Project Description
For this project, we’re provided a text file with chess tournament results in a tabular format. Our task is to generate a .CSV file with the following information for all of the players:
- Player’s Name
- Player’s State
- Total Number of Points
- Player’s Pre-Rating
- Average Pre Chess Rating of Opponents
sample of tournamentinfo.txt
Data Loading & Transformations
To accomplish this task, we’ll create three subtables; one of Player data, one of Match data, and a third table that counts how many matches each Player completed.

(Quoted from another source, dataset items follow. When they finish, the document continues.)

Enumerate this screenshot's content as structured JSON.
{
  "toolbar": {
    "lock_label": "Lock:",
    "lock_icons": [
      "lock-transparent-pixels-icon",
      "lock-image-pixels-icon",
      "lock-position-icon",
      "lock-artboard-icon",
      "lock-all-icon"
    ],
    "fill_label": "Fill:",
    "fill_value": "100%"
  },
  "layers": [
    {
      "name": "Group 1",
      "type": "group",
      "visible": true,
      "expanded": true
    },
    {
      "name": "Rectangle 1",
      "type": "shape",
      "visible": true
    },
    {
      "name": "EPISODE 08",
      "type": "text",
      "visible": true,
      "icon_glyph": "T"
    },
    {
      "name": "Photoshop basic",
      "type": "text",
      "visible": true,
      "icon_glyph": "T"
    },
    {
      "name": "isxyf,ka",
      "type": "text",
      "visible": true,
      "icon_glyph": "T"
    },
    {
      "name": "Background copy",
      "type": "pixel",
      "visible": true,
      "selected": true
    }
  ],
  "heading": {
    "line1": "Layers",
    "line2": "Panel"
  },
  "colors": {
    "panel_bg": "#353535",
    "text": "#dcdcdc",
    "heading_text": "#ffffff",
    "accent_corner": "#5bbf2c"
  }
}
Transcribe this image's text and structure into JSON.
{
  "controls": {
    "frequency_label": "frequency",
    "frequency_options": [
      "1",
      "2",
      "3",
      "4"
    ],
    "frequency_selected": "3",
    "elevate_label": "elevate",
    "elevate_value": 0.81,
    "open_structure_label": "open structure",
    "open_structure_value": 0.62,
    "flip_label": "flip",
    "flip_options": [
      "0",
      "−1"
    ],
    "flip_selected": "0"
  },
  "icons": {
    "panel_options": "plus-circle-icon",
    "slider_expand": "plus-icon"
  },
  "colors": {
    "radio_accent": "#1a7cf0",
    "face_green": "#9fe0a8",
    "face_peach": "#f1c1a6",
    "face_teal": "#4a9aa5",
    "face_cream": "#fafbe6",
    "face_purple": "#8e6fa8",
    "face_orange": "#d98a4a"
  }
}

As we can see, our source data is not well-formatted (or ‘tidy’) with each row representing a single observation of player performance; instead, each player has information stored over two consecutive rows.
This tabular format makes for a nice visual presentation, but it poses a challenge for processing and analysis. We’ll take two different approaches to tidying this data - but first let’s load it in using read_delim with the pipe character (|) as our separator.
library(tidyverse)
df <- read_delim('https://raw.githubusercontent.com/jefedigital/cuny-data-607-projects/main/chess-tournament/data/tournamentinfo.txt',
delim='|', skip=2, trim_ws=TRUE, show_col_types = FALSE) %>%
rename(player_id=1, player_name=2)
df <- select(df,1:length(df)-1) # drop last col## # A tibble: 6 × 10
## player_id player_name Pts `1` `2` `3` `4` `5` `6` `7`
## <chr> <chr> <chr> <chr> <chr> <chr> <chr> <chr> <chr> <chr>
## 1 ----------------… <NA> <NA> <NA> <NA> <NA> <NA> <NA> <NA> <NA>
## 2 1 GARY HUA 6.0 W 39 W 21 W 18 W 14 W 7 D 12 D 4
## 3 ON 15445895 / … N:2 W B W B W B W
## 4 ----------------… <NA> <NA> <NA> <NA> <NA> <NA> <NA> <NA> <NA>
## 5 2 DAKSHESH DA… 6.0 W 63 W 58 L 4 W 17 W 16 W 20 W 7
## 6 MI 14598900 / … N:2 B W B W B W B
Players table
First, let’s create a Player table with tournament id, name, state, and pre-tournament rating, so that each player’s information is represented on a unique row.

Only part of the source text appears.